Selective overwrite has no arithmetic — the receiver writes the trainer's exact bytes at changed positions — so it's lossless by construction and there's no notion of drift to fight with periodic base re-syncs.

## Encoding Choice

`--update-weight-encoding` picks how positions are packed. All three share the same on-wire layout (`__positions__` uint8 blob + `__values__` tensor + per-param manifest); decoder dispatches on the metadata.

| value | positions | when to pick |
|---|---|---|
| `indices` | int32 absolute positions (4 bytes / nnz) | NCCL or fast intra-cluster FS (≥ ~600 MB/s) |
| `deltas` | uint16 gap-deltas with uint32 fallback (~2 bytes / nnz at 2% density) | medium FS bandwidth (~300-500 MB/s) |
| `deltas_zstd` | `deltas` wrapped in zstd L1 on disk | cross-DC / cross-region shared FS (≤ ~300 MB/s) |

**Why gap-encoded positions are smaller**: positions come out of `mask.nonzero()` already sorted ascending. At density `p`, the expected gap between consecutive nonzero positions is `1/p`, and `P(gap > 65535) ≈ exp(-p · 65535)`. At p = 2% that's effectively zero, so uint16 fits with a uint32 per-param fallback for pathological inputs. Half the position bytes of `indices`, lossless.

**Break-even with `indices`** at our density (~2%): `deltas` halves the positions blob (which dominates the wire); `zstd` shaves another ~35-40% on top by compressing the gap byte stream, at the cost of ~250ms/file compress + ~150ms/file decompress.
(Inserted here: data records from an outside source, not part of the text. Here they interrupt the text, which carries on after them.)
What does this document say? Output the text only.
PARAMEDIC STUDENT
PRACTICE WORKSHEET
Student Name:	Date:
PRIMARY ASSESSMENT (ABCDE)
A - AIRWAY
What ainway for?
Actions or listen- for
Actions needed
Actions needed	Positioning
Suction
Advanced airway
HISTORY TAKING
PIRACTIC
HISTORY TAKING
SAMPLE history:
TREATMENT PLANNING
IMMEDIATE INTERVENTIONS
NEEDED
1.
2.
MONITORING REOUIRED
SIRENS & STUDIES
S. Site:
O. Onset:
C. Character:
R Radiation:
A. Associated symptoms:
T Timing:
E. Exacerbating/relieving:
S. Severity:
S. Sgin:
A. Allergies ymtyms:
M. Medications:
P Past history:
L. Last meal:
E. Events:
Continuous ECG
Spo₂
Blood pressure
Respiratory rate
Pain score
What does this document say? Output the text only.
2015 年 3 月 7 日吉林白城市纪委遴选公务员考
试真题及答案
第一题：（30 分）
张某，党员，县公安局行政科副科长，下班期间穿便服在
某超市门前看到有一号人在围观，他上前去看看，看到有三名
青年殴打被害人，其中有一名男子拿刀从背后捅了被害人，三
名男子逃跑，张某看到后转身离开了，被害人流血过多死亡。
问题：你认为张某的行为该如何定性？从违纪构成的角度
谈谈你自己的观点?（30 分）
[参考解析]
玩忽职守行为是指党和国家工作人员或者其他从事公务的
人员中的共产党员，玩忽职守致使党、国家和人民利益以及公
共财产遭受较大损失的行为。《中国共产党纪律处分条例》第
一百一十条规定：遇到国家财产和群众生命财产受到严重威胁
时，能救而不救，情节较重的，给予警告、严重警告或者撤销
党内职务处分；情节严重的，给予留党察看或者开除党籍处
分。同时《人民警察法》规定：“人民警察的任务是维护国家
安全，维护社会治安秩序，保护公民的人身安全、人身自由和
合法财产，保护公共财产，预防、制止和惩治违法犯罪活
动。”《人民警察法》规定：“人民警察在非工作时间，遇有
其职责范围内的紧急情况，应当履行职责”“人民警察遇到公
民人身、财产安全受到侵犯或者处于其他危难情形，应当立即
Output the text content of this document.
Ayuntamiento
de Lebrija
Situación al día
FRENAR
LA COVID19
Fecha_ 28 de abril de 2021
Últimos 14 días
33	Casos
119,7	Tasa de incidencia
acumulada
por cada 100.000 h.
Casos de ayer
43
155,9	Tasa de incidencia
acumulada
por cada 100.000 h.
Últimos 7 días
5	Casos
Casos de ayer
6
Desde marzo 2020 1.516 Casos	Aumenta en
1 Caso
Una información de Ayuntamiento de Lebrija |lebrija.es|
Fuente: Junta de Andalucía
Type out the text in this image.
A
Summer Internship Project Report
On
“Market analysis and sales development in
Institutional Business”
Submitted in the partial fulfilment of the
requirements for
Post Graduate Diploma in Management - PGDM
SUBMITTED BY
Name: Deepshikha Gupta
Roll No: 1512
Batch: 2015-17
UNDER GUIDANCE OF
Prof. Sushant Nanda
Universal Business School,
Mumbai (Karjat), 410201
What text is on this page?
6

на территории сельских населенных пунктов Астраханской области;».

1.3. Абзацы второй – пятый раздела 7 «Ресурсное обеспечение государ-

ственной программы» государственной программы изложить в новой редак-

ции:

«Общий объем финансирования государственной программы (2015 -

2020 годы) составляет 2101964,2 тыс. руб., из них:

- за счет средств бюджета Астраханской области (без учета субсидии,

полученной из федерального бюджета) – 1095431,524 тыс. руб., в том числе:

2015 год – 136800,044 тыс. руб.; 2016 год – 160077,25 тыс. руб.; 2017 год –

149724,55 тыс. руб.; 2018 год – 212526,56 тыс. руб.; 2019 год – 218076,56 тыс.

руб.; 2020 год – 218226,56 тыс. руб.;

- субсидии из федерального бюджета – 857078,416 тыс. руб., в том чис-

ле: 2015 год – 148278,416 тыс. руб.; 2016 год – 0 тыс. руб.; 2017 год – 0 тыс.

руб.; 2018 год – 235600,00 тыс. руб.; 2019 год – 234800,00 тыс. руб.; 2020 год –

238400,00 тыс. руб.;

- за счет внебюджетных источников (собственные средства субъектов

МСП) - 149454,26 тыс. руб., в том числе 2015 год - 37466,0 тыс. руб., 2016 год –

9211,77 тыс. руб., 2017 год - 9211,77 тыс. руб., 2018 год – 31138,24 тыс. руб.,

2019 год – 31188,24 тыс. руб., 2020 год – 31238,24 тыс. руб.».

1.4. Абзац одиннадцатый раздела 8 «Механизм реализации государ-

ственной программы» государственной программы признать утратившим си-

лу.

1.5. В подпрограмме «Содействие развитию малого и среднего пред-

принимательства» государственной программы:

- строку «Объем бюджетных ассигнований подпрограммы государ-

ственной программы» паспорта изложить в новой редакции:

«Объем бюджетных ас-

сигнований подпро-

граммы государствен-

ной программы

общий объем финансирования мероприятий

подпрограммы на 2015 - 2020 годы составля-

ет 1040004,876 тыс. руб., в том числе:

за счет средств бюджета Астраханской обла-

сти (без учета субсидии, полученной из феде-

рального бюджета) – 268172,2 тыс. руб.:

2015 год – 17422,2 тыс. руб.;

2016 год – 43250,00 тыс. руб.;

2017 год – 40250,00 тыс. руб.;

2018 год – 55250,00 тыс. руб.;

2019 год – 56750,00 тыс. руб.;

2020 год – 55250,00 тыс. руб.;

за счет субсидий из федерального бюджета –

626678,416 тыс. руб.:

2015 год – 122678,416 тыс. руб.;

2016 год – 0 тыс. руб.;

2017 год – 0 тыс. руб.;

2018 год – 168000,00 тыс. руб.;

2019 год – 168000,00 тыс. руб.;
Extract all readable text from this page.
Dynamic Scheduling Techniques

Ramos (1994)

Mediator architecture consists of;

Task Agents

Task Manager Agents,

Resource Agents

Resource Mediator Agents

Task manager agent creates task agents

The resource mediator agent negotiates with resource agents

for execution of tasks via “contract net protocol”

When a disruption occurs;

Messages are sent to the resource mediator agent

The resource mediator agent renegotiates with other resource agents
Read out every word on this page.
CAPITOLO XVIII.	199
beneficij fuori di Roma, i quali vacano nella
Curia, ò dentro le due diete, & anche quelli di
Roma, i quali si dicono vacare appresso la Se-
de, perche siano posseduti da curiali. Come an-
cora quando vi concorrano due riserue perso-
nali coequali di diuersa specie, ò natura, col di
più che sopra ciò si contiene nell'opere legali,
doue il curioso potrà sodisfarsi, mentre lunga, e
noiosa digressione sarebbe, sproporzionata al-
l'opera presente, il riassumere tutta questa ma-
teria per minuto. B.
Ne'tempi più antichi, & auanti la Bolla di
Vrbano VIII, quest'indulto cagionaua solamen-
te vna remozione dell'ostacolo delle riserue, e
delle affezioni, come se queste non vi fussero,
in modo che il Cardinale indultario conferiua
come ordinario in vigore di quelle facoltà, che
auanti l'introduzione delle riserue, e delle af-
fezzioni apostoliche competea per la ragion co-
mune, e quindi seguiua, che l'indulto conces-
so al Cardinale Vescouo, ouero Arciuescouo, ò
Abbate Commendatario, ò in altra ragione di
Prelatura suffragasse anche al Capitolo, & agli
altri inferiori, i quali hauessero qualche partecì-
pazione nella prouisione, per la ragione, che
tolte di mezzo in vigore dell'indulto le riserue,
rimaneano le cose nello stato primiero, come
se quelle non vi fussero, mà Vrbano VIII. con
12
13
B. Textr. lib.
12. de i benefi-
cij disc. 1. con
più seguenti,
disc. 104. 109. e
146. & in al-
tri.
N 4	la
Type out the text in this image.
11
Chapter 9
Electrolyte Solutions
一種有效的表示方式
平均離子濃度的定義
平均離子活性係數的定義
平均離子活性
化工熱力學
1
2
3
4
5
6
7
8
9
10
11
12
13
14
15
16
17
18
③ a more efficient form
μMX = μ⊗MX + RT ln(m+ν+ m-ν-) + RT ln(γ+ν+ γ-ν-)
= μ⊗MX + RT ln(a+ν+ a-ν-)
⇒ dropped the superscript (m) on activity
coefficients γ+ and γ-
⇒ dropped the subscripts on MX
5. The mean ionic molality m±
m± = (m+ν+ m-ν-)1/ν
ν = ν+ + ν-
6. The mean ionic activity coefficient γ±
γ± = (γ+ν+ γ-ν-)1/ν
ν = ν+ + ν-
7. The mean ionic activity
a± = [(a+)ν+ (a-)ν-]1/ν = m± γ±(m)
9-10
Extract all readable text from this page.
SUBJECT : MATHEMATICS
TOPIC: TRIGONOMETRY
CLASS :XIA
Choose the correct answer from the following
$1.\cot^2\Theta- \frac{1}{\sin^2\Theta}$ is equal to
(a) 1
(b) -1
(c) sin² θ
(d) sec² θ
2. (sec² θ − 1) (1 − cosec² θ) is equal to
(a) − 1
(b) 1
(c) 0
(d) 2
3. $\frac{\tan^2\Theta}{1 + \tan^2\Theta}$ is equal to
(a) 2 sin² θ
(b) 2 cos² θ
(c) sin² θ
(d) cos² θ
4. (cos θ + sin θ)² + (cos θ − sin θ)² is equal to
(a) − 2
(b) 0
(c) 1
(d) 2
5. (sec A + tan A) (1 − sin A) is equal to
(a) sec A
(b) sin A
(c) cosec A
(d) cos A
The crossover with `indices` is where compress/decompress compute exceeds the bandwidth savings — empirically around 500 MB/s for `deltas` and 300 MB/s for `deltas_zstd`.

## Why Not Colocated

Colocated weight sync uses CUDA IPC: only a memory handle (~64 B) crosses processes. Delta encoding's "bytes saved on the wire" benefit is zero, while the bookkeeping (snapshot + diff + sparse encode) is pure overhead. Slime rejects `--update-weight-mode delta --colocate` at argparse time.